I first posted this November 11, 2007. I've never reposted before, but felt this was due.
When I was 13, we moved to the High Park area. Our neighbour was an 79-year-old man called Dennis Yates. He became a friend, not really a surrogate grandad at all, just a good friend. Most days after school, I dropped in for a cup of tea. I can still remember the smell of his kitchen which had not been renovated for a long time. He kept his home nicely, considering he'd been widowed for quite a few years at that point.
Dennis had moved to Canada from England when he was 12, in 1910. He'd had to go out to work almost immediately, and remembered seeing - in a very Orange city - signs saying "No Jews or English need apply." He got work somewhere, I can't remember what it was.
When the war broke out, Canada - still part of the Empire - of course went to war on the side of the British. Only 15 years old, Dennis thought it might be a lark, and went to sign up. He lied and told the recruiting officer that he was 16. He knew by the look in the officer's eyes that he was aware of the lie, but he was accepted anyway. When Dennis returned home in his new uniform, his mother burst into tears. So he went to train, then he shipped out and went to fight. He celebrated his 16th birthday in a trench, where he was given his first drink.
At Passchendale, he was in a trench built for nine with just one other man. He remembers, kneeling in the mud at night, hearing the "whizz-bangs" coming over, and his friend (an older married man) cursing up a storm. In the next instant his friend just disappeared, completely annihalated by what had come over. Dennis had taken some shrapnel in the back of his thigh, and he was shipped out. In a make-shift Oxford hospital, he had the large piece of shrapnel removed. Out of anesthesia, the nurse gave him a piece of rubber to bite down before they performed the procedure, and said to him, "You go ahead love and swear all you want!" When he told me this story, his eyes got big and he said, "So, I did. I swore! I said 'Jesus Christ!'"

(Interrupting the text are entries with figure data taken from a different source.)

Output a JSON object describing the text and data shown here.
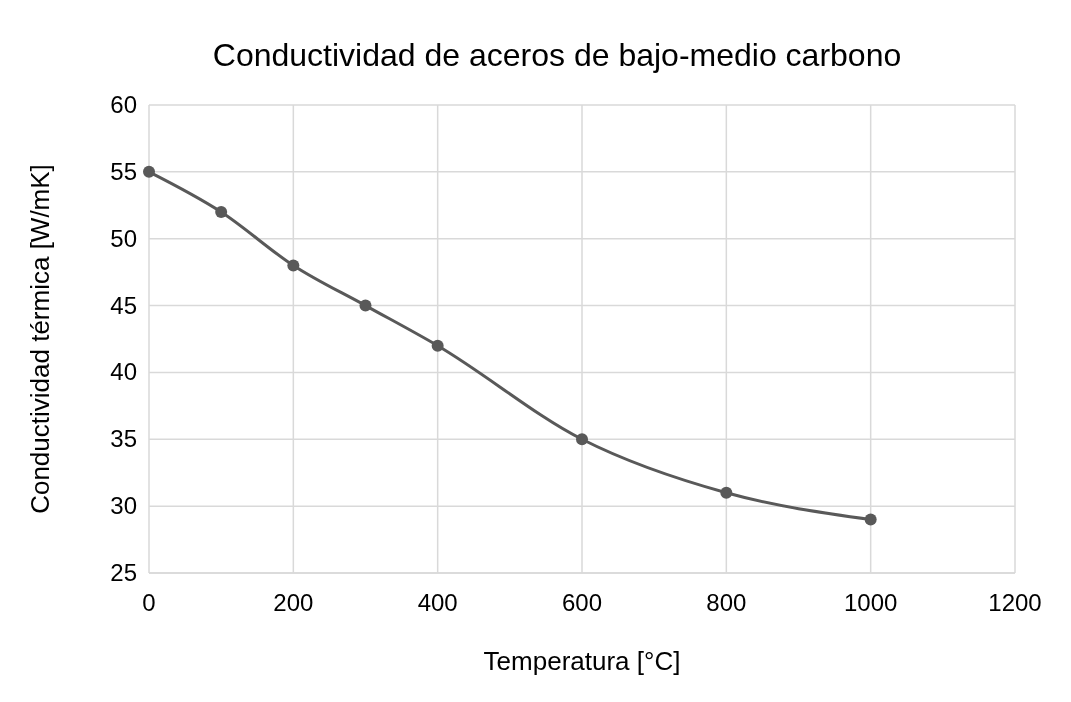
{
  "chart_data": {
    "type": "line",
    "title": "Conductividad de aceros de bajo-medio carbono",
    "xlabel": "Temperatura [°C]",
    "ylabel": "Conductividad térmica [W/mK]",
    "x": [
      0,
      100,
      200,
      300,
      400,
      600,
      800,
      1000
    ],
    "series": [
      {
        "color": "#595959",
        "values": [
          55,
          52,
          48,
          45,
          42,
          35,
          31,
          29
        ]
      }
    ],
    "xlim": [
      0,
      1200
    ],
    "xticks": [
      0,
      200,
      400,
      600,
      800,
      1000,
      1200
    ],
    "ylim": [
      25,
      60
    ],
    "yticks": [
      25,
      30,
      35,
      40,
      45,
      50,
      55,
      60
    ],
    "grid": true,
    "marker": "circle",
    "line_style": "solid"
  }
}
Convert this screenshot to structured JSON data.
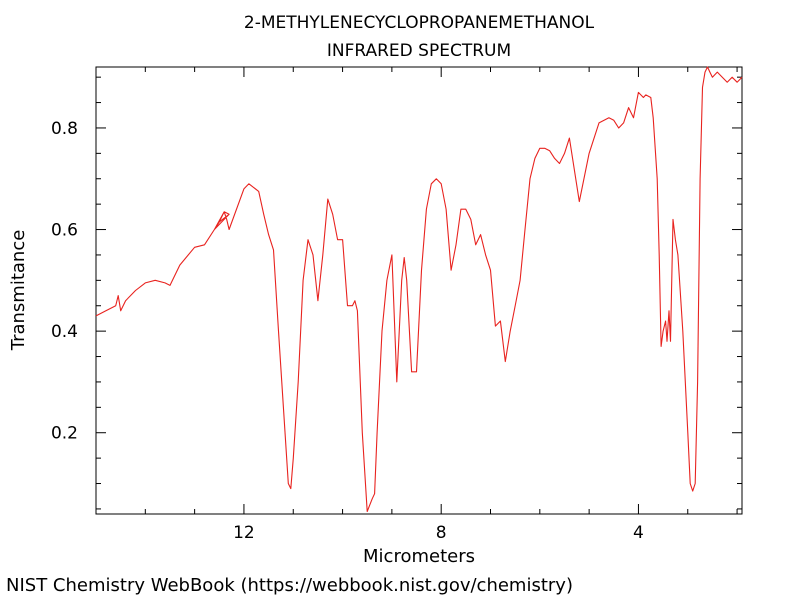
{
  "chart_data": {
    "type": "line",
    "title": [
      "2-METHYLENECYCLOPROPANEMETHANOL",
      "INFRARED SPECTRUM"
    ],
    "xlabel": "Micrometers",
    "ylabel": "Transmitance",
    "xlim": [
      15.0,
      1.9
    ],
    "ylim": [
      0.04,
      0.92
    ],
    "x_ticks": [
      12,
      8,
      4
    ],
    "x_tick_labels": [
      "12",
      "8",
      "4"
    ],
    "y_ticks": [
      0.2,
      0.4,
      0.6,
      0.8
    ],
    "y_tick_labels": [
      "0.2",
      "0.4",
      "0.6",
      "0.8"
    ],
    "grid": false,
    "series": [
      {
        "color": "#e8231f",
        "x": [
          15.0,
          14.8,
          14.6,
          14.55,
          14.5,
          14.4,
          14.2,
          14.0,
          13.8,
          13.6,
          13.5,
          13.3,
          13.0,
          12.8,
          12.6,
          12.5,
          12.4,
          12.3,
          12.6,
          12.5,
          12.6,
          12.6,
          12.5,
          12.6,
          12.4,
          12.3,
          12.5,
          12.5,
          12.4,
          12.35,
          12.3,
          12.0,
          11.9,
          11.7,
          11.6,
          11.5,
          11.4,
          11.3,
          11.2,
          11.1,
          11.05,
          11.0,
          10.9,
          10.8,
          10.7,
          10.6,
          10.5,
          10.4,
          10.3,
          10.2,
          10.1,
          10.0,
          9.9,
          9.8,
          9.75,
          9.7,
          9.6,
          9.5,
          9.4,
          9.35,
          9.3,
          9.2,
          9.1,
          9.0,
          8.9,
          8.8,
          8.75,
          8.7,
          8.6,
          8.5,
          8.4,
          8.3,
          8.2,
          8.1,
          8.0,
          7.9,
          7.8,
          7.7,
          7.6,
          7.5,
          7.4,
          7.3,
          7.2,
          7.1,
          7.0,
          6.9,
          6.8,
          6.7,
          6.6,
          6.5,
          6.4,
          6.3,
          6.2,
          6.1,
          6.0,
          5.9,
          5.8,
          5.7,
          5.6,
          5.5,
          5.4,
          5.2,
          5.0,
          4.8,
          4.6,
          4.5,
          4.4,
          4.3,
          4.2,
          4.1,
          4.0,
          3.9,
          3.85,
          3.75,
          3.7,
          3.62,
          3.58,
          3.54,
          3.5,
          3.45,
          3.42,
          3.38,
          3.35,
          3.3,
          3.25,
          3.2,
          3.1,
          3.0,
          2.95,
          2.9,
          2.85,
          2.8,
          2.75,
          2.7,
          2.65,
          2.6,
          2.55,
          2.5,
          2.4,
          2.3,
          2.2,
          2.1,
          2.0,
          1.9
        ],
        "y": [
          0.43,
          0.44,
          0.45,
          0.47,
          0.44,
          0.46,
          0.48,
          0.495,
          0.5,
          0.495,
          0.49,
          0.53,
          0.565,
          0.57,
          0.6,
          0.615,
          0.635,
          0.63,
          0.6,
          0.615,
          0.6,
          0.6,
          0.615,
          0.6,
          0.635,
          0.63,
          0.615,
          0.615,
          0.635,
          0.62,
          0.6,
          0.68,
          0.69,
          0.675,
          0.63,
          0.59,
          0.56,
          0.4,
          0.25,
          0.1,
          0.09,
          0.15,
          0.3,
          0.5,
          0.58,
          0.55,
          0.46,
          0.55,
          0.66,
          0.63,
          0.58,
          0.58,
          0.45,
          0.45,
          0.46,
          0.44,
          0.2,
          0.045,
          0.07,
          0.08,
          0.2,
          0.4,
          0.5,
          0.55,
          0.3,
          0.5,
          0.545,
          0.5,
          0.32,
          0.32,
          0.52,
          0.64,
          0.69,
          0.7,
          0.69,
          0.64,
          0.52,
          0.57,
          0.64,
          0.64,
          0.62,
          0.57,
          0.59,
          0.55,
          0.52,
          0.41,
          0.42,
          0.34,
          0.4,
          0.45,
          0.5,
          0.6,
          0.7,
          0.74,
          0.76,
          0.76,
          0.755,
          0.74,
          0.73,
          0.75,
          0.78,
          0.655,
          0.75,
          0.81,
          0.82,
          0.815,
          0.8,
          0.81,
          0.84,
          0.82,
          0.87,
          0.86,
          0.865,
          0.86,
          0.82,
          0.7,
          0.55,
          0.37,
          0.4,
          0.42,
          0.38,
          0.44,
          0.38,
          0.62,
          0.58,
          0.55,
          0.4,
          0.2,
          0.1,
          0.085,
          0.1,
          0.3,
          0.7,
          0.88,
          0.91,
          0.92,
          0.91,
          0.9,
          0.91,
          0.9,
          0.89,
          0.9,
          0.89,
          0.9
        ]
      }
    ]
  },
  "footer": {
    "credit": "NIST Chemistry WebBook (https://webbook.nist.gov/chemistry)"
  }
}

So Dennis survived the war, as did his brother Walter. During the depression he worked as a farm labourer during harvest time, all over Canada. He got three big, square meals a day and worked extremely hard. The way he saw it, he was doing a lot better than many at that time. In his late 30s (I think), he met his wife. I was always so moved when Dennis spoke of his wife. I could kick myself for not remembering her name, but he loved her so much and would tear up sometimes remembering her. I gather she was a strong woman, which helped the courtship process as Dennis was quite shy. They married and had two children, a boy and a girl. Dennis worked for O'Keefe brewers and they attended the premiere of Camelot in Toronto, in the early 60s, to celebrate the opening of the O'Keefe Centre. They saved over the years, for a magnificent European vacation. Before they left, Dennis's wife was diagnosed with cancer. They took the tour with two friends, another couple, and Dennis showed me the lovely holiday diary his wife kept. It was the first time he'd crossed the Atlantic since WWI. The tour went well, but then she got quite ill and was in pain, and so they came home, where she passed away.

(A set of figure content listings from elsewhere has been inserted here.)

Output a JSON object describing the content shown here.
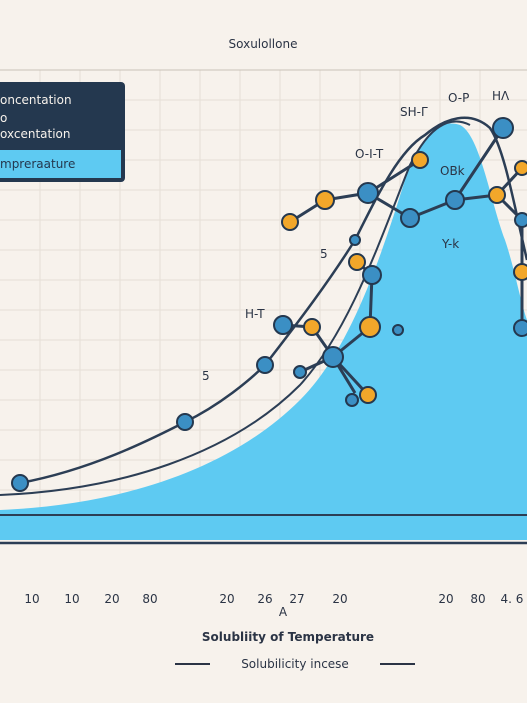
{
  "header": {
    "title": "Soxulollone"
  },
  "legend": {
    "items": [
      "oncentation",
      "o",
      "oxcentation",
      "mpreraature"
    ]
  },
  "x_axis": {
    "labels": [
      "10",
      "10",
      "20",
      "80",
      "20",
      "26",
      "27",
      "20",
      "20",
      "80",
      "4. 6"
    ]
  },
  "annotations": [
    "SH-Γ",
    "O-P",
    "HΛ",
    "O-I-T",
    "OBk",
    "Y-k",
    "H-T",
    "5",
    "5"
  ],
  "footer": {
    "letter": "A",
    "title": "Solubliity of Temperature",
    "subtitle": "Solubilicity incese"
  }
}
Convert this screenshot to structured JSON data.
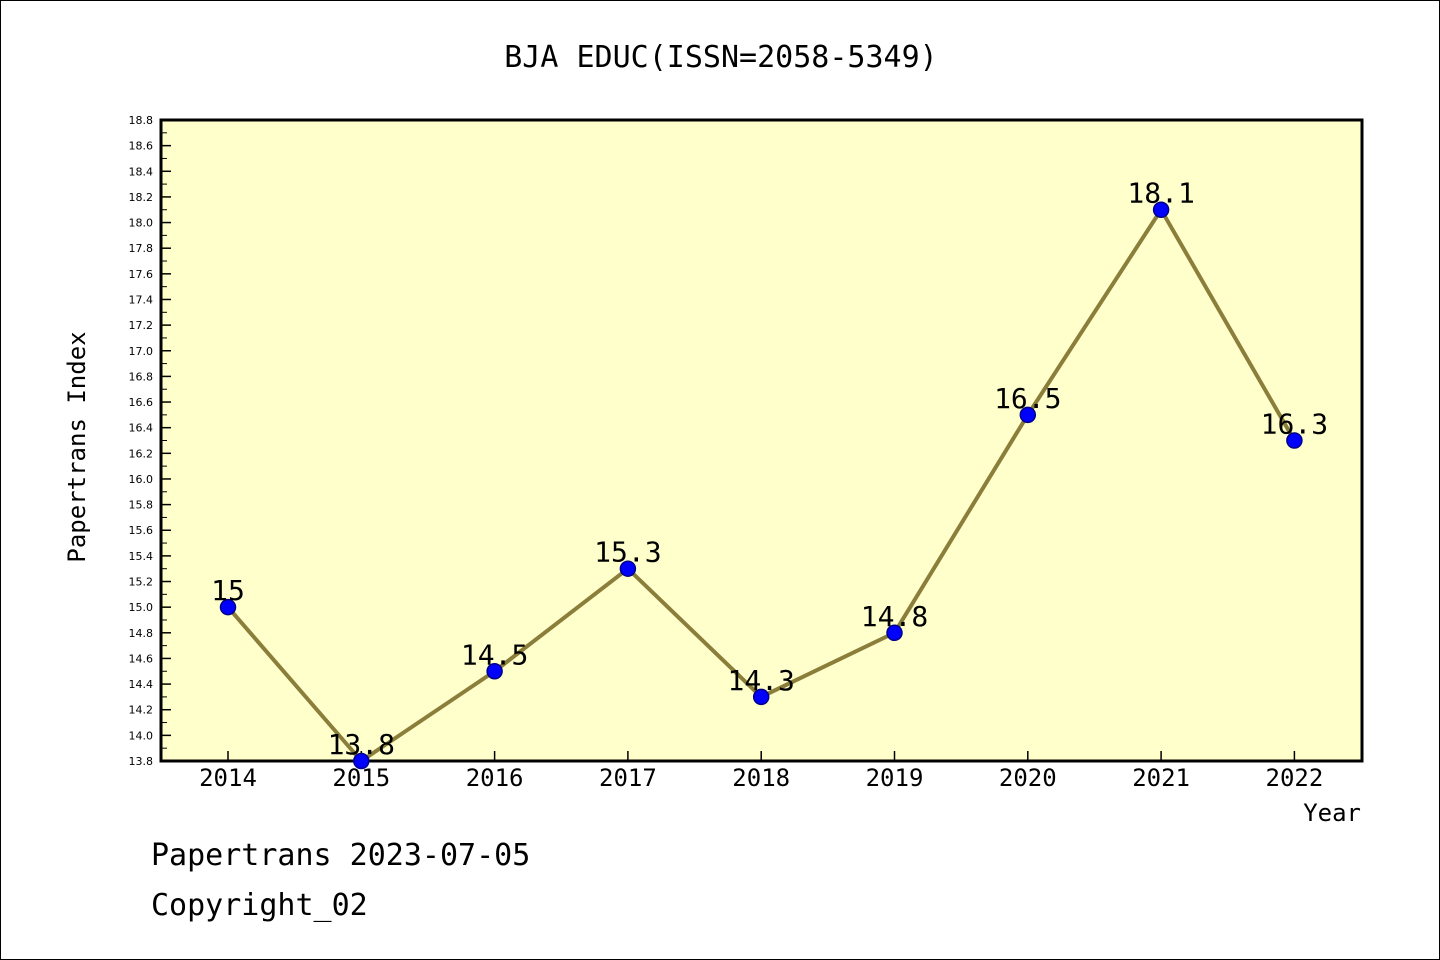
{
  "chart_data": {
    "type": "line",
    "title": "BJA EDUC(ISSN=2058-5349)",
    "xlabel": "Year",
    "ylabel": "Papertrans Index",
    "categories": [
      "2014",
      "2015",
      "2016",
      "2017",
      "2018",
      "2019",
      "2020",
      "2021",
      "2022"
    ],
    "values": [
      15,
      13.8,
      14.5,
      15.3,
      14.3,
      14.8,
      16.5,
      18.1,
      16.3
    ],
    "data_labels": [
      "15",
      "13.8",
      "14.5",
      "15.3",
      "14.3",
      "14.8",
      "16.5",
      "18.1",
      "16.3"
    ],
    "ylim": [
      13.8,
      18.8
    ],
    "ytick_step": 0.2,
    "ytick_labels": [
      "13.8",
      "14.0",
      "14.2",
      "14.4",
      "14.6",
      "14.8",
      "15.0",
      "15.2",
      "15.4",
      "15.6",
      "15.8",
      "16.0",
      "16.2",
      "16.4",
      "16.6",
      "16.8",
      "17.0",
      "17.2",
      "17.4",
      "17.6",
      "17.8",
      "18.0",
      "18.2",
      "18.4",
      "18.6",
      "18.8"
    ],
    "grid": false,
    "colors": {
      "plot_background": "#ffffcc",
      "line": "#8b7d3a",
      "marker": "#0000ff",
      "marker_edge": "#00008b"
    }
  },
  "footer": {
    "line1": "Papertrans 2023-07-05",
    "line2": "Copyright_02"
  }
}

Dennis railed against war. He also believed that if it had to happen again, they should send old men like him out, and save the young. He saw a generation destroyed. And then - of course - twenty years later, it happened again. I don't think it will ever end, this need to go to war, for whatever reason.
A few years later, on my return to Canada, I dropped in on him. It was apparent that he had some memory loss, as he didn't recognize me at first. He thought he did towards the end of our brief conversation. A few months later, I heard that he'd passed away. Knowing Dennis was a lot more interesting than the truly dreadful history classes I had at school. He was living history and a good friend.
I'm lucky to be when and where I am. And I'm so grateful to people like Dennis who fought so that I could live how I do.